Use task values to pass information between tasks
Task values refer to the Databricks Utilities taskValues
subutility, which lets you pass arbitrary values between tasks in a Databricks job. See taskValues subutility (dbutils.jobs.taskValues).
You specify a key-value pair using dbutils.jobs.taskValues.set()
in one task and then can use the task name and key to reference the value in subsequent tasks.
Note
Because dbutils.jobs.taskValues.set()
and dbutils.jobs.taskValues.get()
in the dbutils.jobs.taskValues
subutility are Python functions, they can be used only in notebooks with Python selected as the language. However, you can reference task values using dynamic value references for all tasks that support parameters. See Reference task values.
Set task values
Set task values in Python notebooks using the subutility dbutils.jobs.taskValues.set()
.
Task value keys must be strings. Each key must be unique if you have multiple task values defined in a notebook.
You can manually or programmatically assign task values to keys. Only values that can be expressed as valid JSON are permitted. The size of the JSON representation of the value cannot exceed 48 KiB.

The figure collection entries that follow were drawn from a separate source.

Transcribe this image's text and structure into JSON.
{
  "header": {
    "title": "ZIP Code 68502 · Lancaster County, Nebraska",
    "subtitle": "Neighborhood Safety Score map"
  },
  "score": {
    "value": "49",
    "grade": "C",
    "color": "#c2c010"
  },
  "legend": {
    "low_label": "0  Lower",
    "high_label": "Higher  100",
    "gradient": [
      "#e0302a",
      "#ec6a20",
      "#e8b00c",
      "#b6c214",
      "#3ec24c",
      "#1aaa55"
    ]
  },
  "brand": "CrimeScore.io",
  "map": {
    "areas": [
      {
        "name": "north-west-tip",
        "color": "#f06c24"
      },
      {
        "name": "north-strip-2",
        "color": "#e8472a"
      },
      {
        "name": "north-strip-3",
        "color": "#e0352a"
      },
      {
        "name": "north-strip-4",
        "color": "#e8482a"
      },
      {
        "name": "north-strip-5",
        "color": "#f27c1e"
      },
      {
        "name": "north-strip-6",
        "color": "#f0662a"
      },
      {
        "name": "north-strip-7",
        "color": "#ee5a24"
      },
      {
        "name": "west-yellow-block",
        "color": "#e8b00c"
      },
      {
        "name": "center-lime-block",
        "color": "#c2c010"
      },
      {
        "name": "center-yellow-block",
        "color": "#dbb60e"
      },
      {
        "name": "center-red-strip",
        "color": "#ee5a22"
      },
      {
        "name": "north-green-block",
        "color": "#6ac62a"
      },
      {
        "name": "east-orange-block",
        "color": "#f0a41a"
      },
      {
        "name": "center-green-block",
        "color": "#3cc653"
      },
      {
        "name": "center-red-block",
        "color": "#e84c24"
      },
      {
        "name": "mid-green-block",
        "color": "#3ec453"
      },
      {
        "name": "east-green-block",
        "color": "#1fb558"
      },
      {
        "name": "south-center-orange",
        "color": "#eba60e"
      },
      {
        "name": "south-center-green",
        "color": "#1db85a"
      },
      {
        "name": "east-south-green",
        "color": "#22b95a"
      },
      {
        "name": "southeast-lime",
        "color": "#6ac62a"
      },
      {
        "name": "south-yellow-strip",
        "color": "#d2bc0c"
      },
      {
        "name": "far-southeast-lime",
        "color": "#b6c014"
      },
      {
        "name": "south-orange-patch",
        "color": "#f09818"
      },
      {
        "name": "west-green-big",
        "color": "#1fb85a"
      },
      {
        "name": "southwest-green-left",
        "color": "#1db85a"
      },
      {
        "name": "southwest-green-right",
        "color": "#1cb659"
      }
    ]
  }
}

For example, the following example sets a static string for the key fave_food
:
dbutils.jobs.taskValues.set(key = "fave_food", value = "beans")
The following example uses a notebook task parameter to query all records for a particular order number and return the current order status and total count of records:
from pyspark.sql.functions import col
order_num = dbutils.widgets.get("order_num")
query = (spark.read.table("orders")
.orderBy(col("updated"), ascending=False)
.select(col("order_status"))
.where(col("order_num") == order_num)
)
dbutils.jobs.taskValues.set(key = "record_count", value = query.count())
dbutils.jobs.taskValues.set(key = "order_status", value = query.take(1)[0][0])
You can pass lists of values using this pattern and then use them to coordinate downstream logic, such as for each tasks. See Run a parameterized Azure Databricks job task in a loop.
The following example extracts the distinct values for product ID to a Python list and sets this as a task value:
prod_list = list(spark.read.table("products").select("prod_id").distinct().toPandas()["prod_id"])
dbutils.jobs.taskValues.set(key = "prod_list", value = prod_list)
Reference task values
Databricks recommends referencing task values as task parameters configured using the dynamic value reference pattern {{tasks.<task_name>.values.<value_name>}}
.
For example, to reference the task value with the key prod_list
from a task named product_inventory
, use the syntax {{tasks.product_inventory.values.prod_list}}
.
See Configure task parameters and What is a dynamic value reference?
Use dbutils.jobs.taskValues.get
The syntax dbutils.jobs.taskValues.get()
requires specifying the upstream task name. This syntax is not recommended, as you can use task values in multiple downstream tasks, meaning numerous updates are necessary if a task name changes.
Using this syntax, you can optionally specify a default
value and a debugValue
. The default value is used if the key cannot be found. The debugValue
allows you to set a static value to use during manual code development and testing in notebooks before you schedule the notebook as a task.
The following example gets the value for the key order_status
set in a task name order_lookup
. The value Delivered
is returned only when running the notebook interactively.
order_status = dbutils.jobs.taskValues.get(taskKey = "order_lookup", key = "order_status", debugValue = "Delivered")
Note
Databricks does not recommend setting default values, as they can be challenging to troubleshoot and prevent expected error messages due to missing keys or incorrectly named tasks.
View task values
The returned value of a task value for each run is displayed in the Output panel of the Task run details. See View task run history.